Assim, de maneira geral, o campo do direito ambiental brasileiro está relativamente avançado quanto à elaboração, embora se ressinta de sistematização e de regulamentação em muitos dispositivos legais, e apresenta dificuldades nas etapas de interpretação e operaciona-lização (cumprimento).

Para Marinho (2010), o direito ambiental brasileiro necessita avançar na previsão de incentivos para que não sejam praticados delitos ambientais. A sanção positiva (incentivo) pode trazer resultados benéficos ao meio ambiente com menos gastos públicos, pois não exige a movimentação de toda a máquina estatal do Poder Judiciário que a sanção negativa (punição) demanda. Ademais, a penalidade em si não é capaz de trazer benefícios ambientais após o crime realizado, a não ser que seja acompanhada da reparação do dano ambiental. Os incentivos podem se dar na forma de instrumentos econômicos que beneficiem aos que deixem de causar condutas danosas ou desenvolvam práticas com impactos positivos. Mecanismos como o Pagamento por Serviços Ambientais (PSA) ou o de Reduções de Emissões por Desmatamento e Degradação (REDD) são exemplos neste sentido, que podem contribuir para prevenir danos e diminuir os custos exigidos para punir os degradadores (subseção 3.13).

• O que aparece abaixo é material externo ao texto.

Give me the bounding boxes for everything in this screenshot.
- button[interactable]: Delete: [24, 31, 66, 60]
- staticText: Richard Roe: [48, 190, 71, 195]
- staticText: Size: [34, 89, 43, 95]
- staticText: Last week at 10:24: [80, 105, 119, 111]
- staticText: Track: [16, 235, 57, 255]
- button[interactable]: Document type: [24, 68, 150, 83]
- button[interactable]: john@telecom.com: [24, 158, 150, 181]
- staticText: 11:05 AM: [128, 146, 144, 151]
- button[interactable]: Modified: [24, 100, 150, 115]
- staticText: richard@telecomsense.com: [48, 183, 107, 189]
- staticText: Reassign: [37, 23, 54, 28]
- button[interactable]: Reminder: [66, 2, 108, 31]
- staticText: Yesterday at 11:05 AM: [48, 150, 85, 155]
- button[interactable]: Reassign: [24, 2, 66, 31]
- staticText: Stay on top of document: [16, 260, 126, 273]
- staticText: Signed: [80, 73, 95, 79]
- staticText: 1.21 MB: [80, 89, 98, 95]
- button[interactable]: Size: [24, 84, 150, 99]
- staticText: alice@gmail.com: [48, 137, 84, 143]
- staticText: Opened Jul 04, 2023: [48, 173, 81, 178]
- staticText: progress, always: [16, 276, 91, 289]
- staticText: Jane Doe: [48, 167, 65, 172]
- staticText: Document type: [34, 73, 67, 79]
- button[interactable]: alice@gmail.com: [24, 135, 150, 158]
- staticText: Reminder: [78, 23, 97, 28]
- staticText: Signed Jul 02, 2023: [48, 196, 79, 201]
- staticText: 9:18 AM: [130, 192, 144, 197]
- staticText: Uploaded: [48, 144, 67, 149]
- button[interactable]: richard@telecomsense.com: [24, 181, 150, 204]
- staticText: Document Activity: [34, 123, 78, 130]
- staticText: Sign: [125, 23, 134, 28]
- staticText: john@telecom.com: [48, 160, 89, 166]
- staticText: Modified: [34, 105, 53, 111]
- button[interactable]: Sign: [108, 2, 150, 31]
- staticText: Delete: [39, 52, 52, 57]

2.3 Processo decisório participativo e controle socialSabe-se que a pressão social sobre o Estado tem um papel importante na implementação das políticas e na provisão dos bens públicos que estas devem aportar. Além disso, a proteção ambiental é uma obrigação compartilhada entre o poder público e a coletividade, conforme previsto na Constituição Federal (CF/1988, Artigo 225). No entanto, o Brasil possui, de maneira geral, ainda pouca tradição em participação popular nos processos decisórios, realidade que vem se transformando de forma ainda lenta apenas nas últimas décadas.

A participação na esfera ambiental possui algumas questões de fundo, que tornam o processo mais complexo. Conforme Olson (1999), em relação a bens coletivos – como os ambientais –, enquanto o custo do envolvimento no processo é somente do indivíduo que participa, os benefícios são difusos, isto é, divididos por toda a população. Isto pode gerar pouco incentivo ao acompanhamento e controle das políticas ambientais.

Existem dúvidas, também, de que a participação individual possa ser eficaz para problemas considerados complexos e de dimensões que tendem a transcender o local, tanto em suas causas como nas soluções. O discurso apresentado para a sociedade oscila entre alertas alarmistas, que muitas vezes não se concretizam, retóricas superficiais ou informações extremamente técnicas e de difícil assimilação para um público leigo.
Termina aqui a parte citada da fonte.